Another thing that did not work out is that nobody really used amazon pay and also amazon pay created some accounting issues.  Paypal handles all of our checkouts, whether the customer checks out by entering their information on our site or clicking the complete through paypal button.  They give us the payment and tell us payment was received right away.  Amazon pay not only waits a few days before this notification, but we don't receive the money immediately as well.  As a result, we've removed this option, which is also not allowed outside of the optimized checkout page so it would have been removed regardless.

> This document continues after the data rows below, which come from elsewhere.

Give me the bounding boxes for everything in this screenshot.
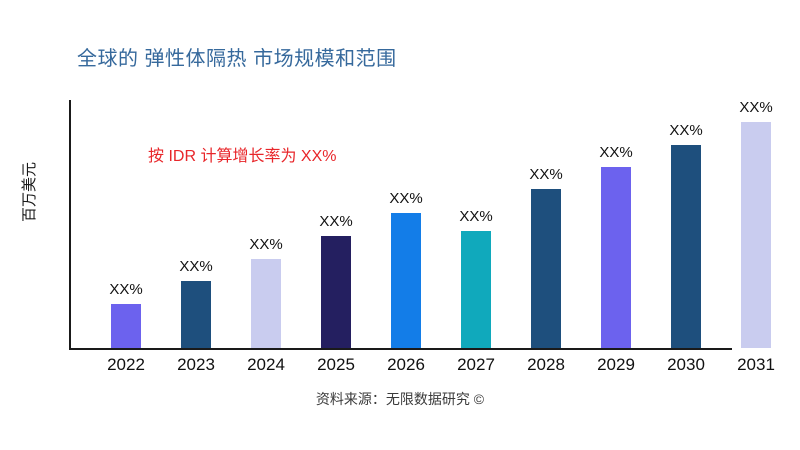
bar-value-label-2029: XX%	[599, 144, 633, 161]
bar-value-label-2025: XX%	[319, 213, 353, 230]
bar-value-label-2026: XX%	[389, 190, 423, 207]
x-tick-label-2029: 2029	[597, 355, 635, 374]
x-tick-label-2024: 2024	[247, 355, 285, 374]
x-tick-label-2026: 2026	[387, 355, 425, 374]
x-tick-label-2022: 2022	[107, 355, 145, 374]
bar-value-label-2028: XX%	[529, 166, 563, 183]
x-tick-label-2028: 2028	[527, 355, 565, 374]
growth-annotation: 按 IDR 计算增长率为 XX%	[148, 148, 337, 165]
bar-2031	[741, 122, 771, 348]
bar-value-label-2024: XX%	[249, 236, 283, 253]
bar-2025	[321, 236, 351, 348]
y-axis-label: 百万美元	[21, 162, 38, 223]
bar-2028	[531, 189, 561, 348]
bar-value-label-2027: XX%	[459, 208, 493, 225]
bar-2023	[181, 281, 211, 348]
source-note: 资料来源：无限数据研究 ©	[315, 391, 485, 407]
bar-2024	[251, 259, 281, 348]
bar-2029	[601, 167, 631, 348]
bar-2030	[671, 145, 701, 348]
x-tick-label-2030: 2030	[667, 355, 705, 374]
chart-title: 全球的 弹性体隔热 市场规模和范围	[77, 48, 397, 70]
bar-value-label-2022: XX%	[109, 281, 143, 298]
bar-2026	[391, 213, 421, 348]
x-tick-label-2023: 2023	[177, 355, 215, 374]
bar-2022	[111, 304, 141, 348]
x-axis-line	[69, 348, 732, 350]
y-axis-line	[69, 100, 71, 350]
x-tick-label-2027: 2027	[457, 355, 495, 374]
bar-value-label-2023: XX%	[179, 258, 213, 275]
bar-2027	[461, 231, 491, 348]
x-tick-label-2025: 2025	[317, 355, 355, 374]
x-tick-label-2031: 2031	[737, 355, 775, 374]
bar-value-label-2031: XX%	[739, 99, 773, 116]
bar-value-label-2030: XX%	[669, 122, 703, 139]
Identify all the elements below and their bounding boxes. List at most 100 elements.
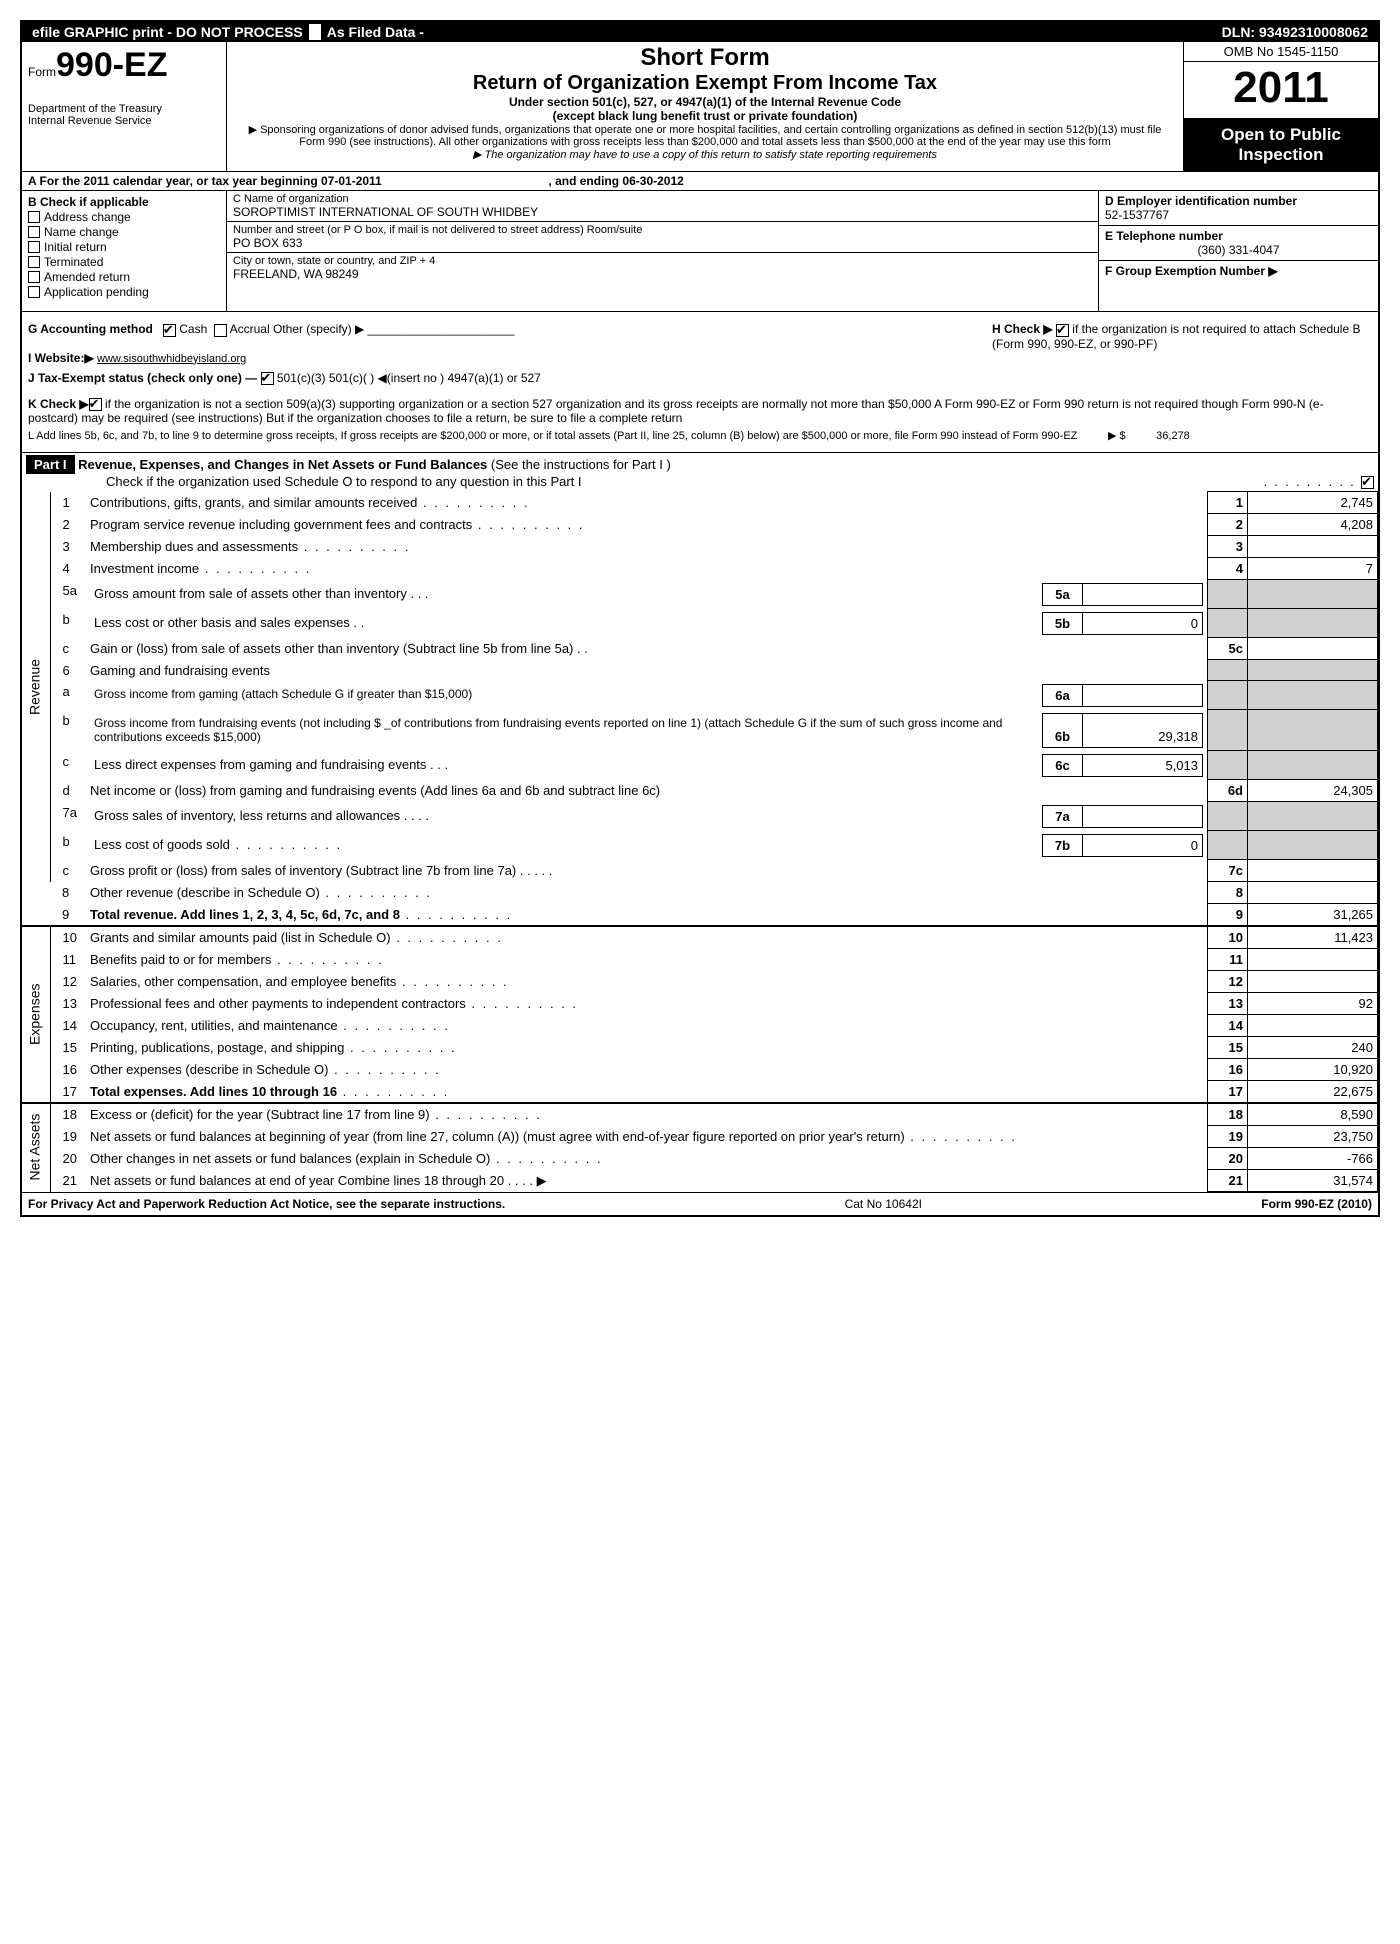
line19-value: 23,750 <box>1248 1126 1378 1148</box>
l-amount-label: ▶ $ <box>1108 430 1126 442</box>
line13-value: 92 <box>1248 993 1378 1015</box>
sub1: Under section 501(c), 527, or 4947(a)(1)… <box>235 95 1175 109</box>
ein-label: D Employer identification number <box>1105 194 1297 208</box>
form-prefix: Form <box>28 65 56 79</box>
col-def: D Employer identification number 52-1537… <box>1098 191 1378 311</box>
chk-amended[interactable] <box>28 271 40 283</box>
line9-value: 31,265 <box>1248 904 1378 927</box>
phone-label: E Telephone number <box>1105 229 1223 243</box>
part1-subtitle: (See the instructions for Part I ) <box>491 457 671 472</box>
footer-right: Form 990-EZ (2010) <box>1261 1197 1372 1211</box>
col-c: C Name of organization SOROPTIMIST INTER… <box>227 191 1098 311</box>
revenue-side-label: Revenue <box>22 492 50 882</box>
line7b-value: 0 <box>1083 834 1203 856</box>
l-text: L Add lines 5b, 6c, and 7b, to line 9 to… <box>28 430 1077 442</box>
section-bcdef: B Check if applicable Address change Nam… <box>22 191 1378 312</box>
line16-value: 10,920 <box>1248 1059 1378 1081</box>
asfiled-label: As Filed Data - <box>321 24 430 40</box>
col-b-title: B Check if applicable <box>28 195 220 209</box>
note2: ▶ The organization may have to use a cop… <box>235 148 1175 161</box>
line7a-value <box>1083 805 1203 827</box>
expenses-side-label: Expenses <box>22 926 50 1103</box>
line14-value <box>1248 1015 1378 1037</box>
line4-value: 7 <box>1248 558 1378 580</box>
tax-year: 2011 <box>1184 62 1378 119</box>
line17-value: 22,675 <box>1248 1081 1378 1104</box>
part1-header-row: Part I Revenue, Expenses, and Changes in… <box>22 453 1378 491</box>
line6b-value: 29,318 <box>1083 713 1203 747</box>
agency2: Internal Revenue Service <box>28 115 220 127</box>
l-amount: 36,278 <box>1156 430 1190 442</box>
line11-value <box>1248 949 1378 971</box>
chk-initial-return[interactable] <box>28 241 40 253</box>
line5c-value <box>1248 638 1378 660</box>
addr-label: Number and street (or P O box, if mail i… <box>233 224 1092 236</box>
revenue-table: Revenue 1Contributions, gifts, grants, a… <box>22 491 1378 1192</box>
part1-title: Revenue, Expenses, and Changes in Net As… <box>78 457 487 472</box>
i-label: I Website:▶ <box>28 351 94 365</box>
line21-value: 31,574 <box>1248 1170 1378 1192</box>
chk-pending[interactable] <box>28 286 40 298</box>
phone-value: (360) 331-4047 <box>1105 243 1372 257</box>
col-b: B Check if applicable Address change Nam… <box>22 191 227 311</box>
line6d-value: 24,305 <box>1248 780 1378 802</box>
city: FREELAND, WA 98249 <box>233 267 1092 281</box>
org-name-label: C Name of organization <box>233 193 1092 205</box>
header-right: OMB No 1545-1150 2011 Open to Public Ins… <box>1183 42 1378 171</box>
chk-k[interactable] <box>89 398 102 411</box>
line12-value <box>1248 971 1378 993</box>
chk-accrual[interactable] <box>214 324 227 337</box>
efile-label: efile GRAPHIC print - DO NOT PROCESS <box>26 24 309 40</box>
line3-value <box>1248 536 1378 558</box>
chk-schedule-o[interactable] <box>1361 476 1374 489</box>
chk-h[interactable] <box>1056 324 1069 337</box>
omb-number: OMB No 1545-1150 <box>1184 42 1378 62</box>
dln-label: DLN: 93492310008062 <box>1216 24 1374 40</box>
footer-center: Cat No 10642I <box>845 1197 922 1211</box>
top-bar: efile GRAPHIC print - DO NOT PROCESS As … <box>22 22 1378 42</box>
form-990ez: efile GRAPHIC print - DO NOT PROCESS As … <box>20 20 1380 1217</box>
h-label: H Check ▶ <box>992 322 1053 336</box>
row-a-end: , and ending 06-30-2012 <box>548 174 683 188</box>
city-label: City or town, state or country, and ZIP … <box>233 255 1092 267</box>
line5b-value: 0 <box>1083 612 1203 634</box>
short-form-title: Short Form <box>235 44 1175 72</box>
line10-value: 11,423 <box>1248 926 1378 949</box>
website-value: www.sisouthwhidbeyisland.org <box>97 353 246 365</box>
g-label: G Accounting method <box>28 322 153 336</box>
footer-row: For Privacy Act and Paperwork Reduction … <box>22 1192 1378 1215</box>
group-exemption-label: F Group Exemption Number ▶ <box>1105 264 1278 278</box>
header-left: Form990-EZ Department of the Treasury In… <box>22 42 227 171</box>
addr: PO BOX 633 <box>233 236 1092 250</box>
netassets-side-label: Net Assets <box>22 1103 50 1192</box>
j-label: J Tax-Exempt status (check only one) — <box>28 371 257 385</box>
part1-label: Part I <box>26 455 75 474</box>
k-label: K Check ▶ <box>28 397 89 411</box>
line18-value: 8,590 <box>1248 1103 1378 1126</box>
row-a: A For the 2011 calendar year, or tax yea… <box>22 172 1378 191</box>
header-center: Short Form Return of Organization Exempt… <box>227 42 1183 171</box>
main-title: Return of Organization Exempt From Incom… <box>235 72 1175 95</box>
line8-value <box>1248 882 1378 904</box>
chk-terminated[interactable] <box>28 256 40 268</box>
mid-section: G Accounting method Cash Accrual Other (… <box>22 312 1378 453</box>
open-public: Open to Public Inspection <box>1184 119 1378 171</box>
ein-value: 52-1537767 <box>1105 208 1169 222</box>
chk-cash[interactable] <box>163 324 176 337</box>
part1-checkline: Check if the organization used Schedule … <box>26 474 582 489</box>
line1-value: 2,745 <box>1248 492 1378 514</box>
line2-value: 4,208 <box>1248 514 1378 536</box>
row-a-text: A For the 2011 calendar year, or tax yea… <box>28 174 382 188</box>
header-row: Form990-EZ Department of the Treasury In… <box>22 42 1378 172</box>
line7c-value <box>1248 860 1378 882</box>
line20-value: -766 <box>1248 1148 1378 1170</box>
j-opts: 501(c)(3) 501(c)( ) ◀(insert no ) 4947(a… <box>277 371 541 385</box>
chk-address-change[interactable] <box>28 211 40 223</box>
org-name: SOROPTIMIST INTERNATIONAL OF SOUTH WHIDB… <box>233 205 1092 219</box>
chk-501c3[interactable] <box>261 372 274 385</box>
line5a-value <box>1083 583 1203 605</box>
k-text: if the organization is not a section 509… <box>28 397 1324 425</box>
line15-value: 240 <box>1248 1037 1378 1059</box>
chk-name-change[interactable] <box>28 226 40 238</box>
line6c-value: 5,013 <box>1083 754 1203 776</box>
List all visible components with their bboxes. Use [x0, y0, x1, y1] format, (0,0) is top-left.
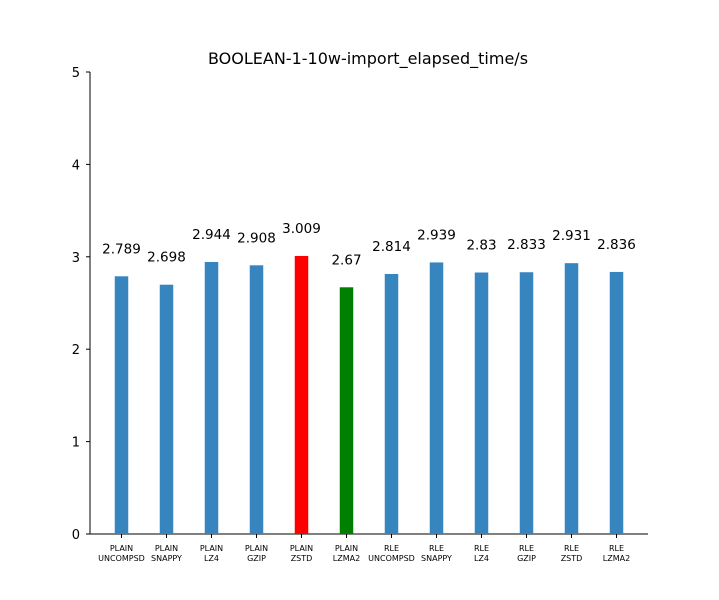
x-tick-label: PLAIN [155, 544, 178, 553]
x-tick-label: RLE [384, 544, 399, 553]
x-tick-label: PLAIN [200, 544, 223, 553]
data-label: 2.908 [237, 230, 276, 246]
data-label: 2.836 [597, 237, 636, 253]
x-tick-label: LZ4 [474, 554, 489, 563]
x-tick-label: GZIP [247, 554, 266, 563]
data-label: 2.814 [372, 239, 411, 255]
y-tick-label: 0 [72, 528, 80, 543]
y-tick-label: 2 [72, 343, 80, 358]
bar [384, 273, 399, 534]
x-tick-label: RLE [519, 544, 534, 553]
x-tick-label: PLAIN [245, 544, 268, 553]
bar [564, 263, 579, 534]
y-tick-label: 3 [72, 251, 80, 266]
data-label: 2.698 [147, 250, 186, 266]
x-tick-label: LZ4 [204, 554, 219, 563]
x-tick-label: LZMA2 [603, 554, 630, 563]
bar [249, 265, 264, 534]
x-tick-label: RLE [429, 544, 444, 553]
y-axis: 0 1 2 3 4 5 [72, 66, 91, 543]
y-tick-label: 5 [72, 66, 80, 81]
bar [159, 284, 174, 534]
x-tick-label: SNAPPY [151, 554, 182, 563]
bar [339, 287, 354, 534]
x-tick-label: GZIP [517, 554, 536, 563]
x-tick-label: LZMA2 [333, 554, 360, 563]
x-tick-label: PLAIN [110, 544, 133, 553]
data-label: 3.009 [282, 221, 321, 237]
x-tick-label: RLE [609, 544, 624, 553]
bar [429, 262, 444, 534]
data-label: 2.833 [507, 237, 546, 253]
data-labels-group: 2.789 2.698 2.944 2.908 3.009 2.67 2.814 2.939 2… [102, 221, 636, 268]
x-tick-label: UNCOMPSD [368, 554, 415, 563]
data-label: 2.939 [417, 227, 456, 243]
bars-group [114, 255, 624, 535]
bar [609, 271, 624, 534]
data-label: 2.67 [331, 252, 361, 268]
x-tick-label: ZSTD [561, 554, 583, 563]
chart-title: BOOLEAN-1-10w-import_elapsed_time/s [208, 49, 528, 69]
x-tick-label: ZSTD [291, 554, 313, 563]
bar [474, 272, 489, 534]
data-label: 2.944 [192, 227, 231, 243]
x-tick-label: SNAPPY [421, 554, 452, 563]
bar [294, 255, 309, 535]
x-tick-label: PLAIN [335, 544, 358, 553]
data-label: 2.83 [466, 238, 496, 254]
data-label: 2.789 [102, 241, 141, 257]
x-tick-label: RLE [474, 544, 489, 553]
x-tick-label: PLAIN [290, 544, 313, 553]
y-tick-label: 4 [72, 158, 80, 173]
data-label: 2.931 [552, 228, 591, 244]
bar [204, 261, 219, 534]
bar [114, 276, 129, 534]
y-tick-label: 1 [72, 436, 80, 451]
x-tick-label: UNCOMPSD [98, 554, 145, 563]
x-axis: PLAINUNCOMPSDPLAINSNAPPYPLAINLZ4PLAINGZI… [90, 533, 648, 563]
bar [519, 272, 534, 534]
x-tick-label: RLE [564, 544, 579, 553]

One thing the optimized checkout did do was load slightly faster on both desktop and mobile, but not enough that a person could tell, except perhaps on an older smart phone.  Unfortunately most of the promises of the optimized checkout did not hold up or they turned out to not be so good and we have switched back to our older better checkout.  The big downside for us is that we lose ecommerce tracking from google analytics and we have less data to work with, specifically the ability to see when people abandon carts or the checkout to try to determine the cause of it and improve our website, so we are forced to make less educated guesses again.  We also lose the direct link to paypal credit in the checkout, but the option is still available when completing the checkout through paypal's website as one of the payment options (aside form credit card and paypal wallet, I believe).

We experiment with features to improve customer experience from time to time, but sometimes they do not work out.  We've had many successes in the past, but this is the 1st one that has gone so wrong from our expectations.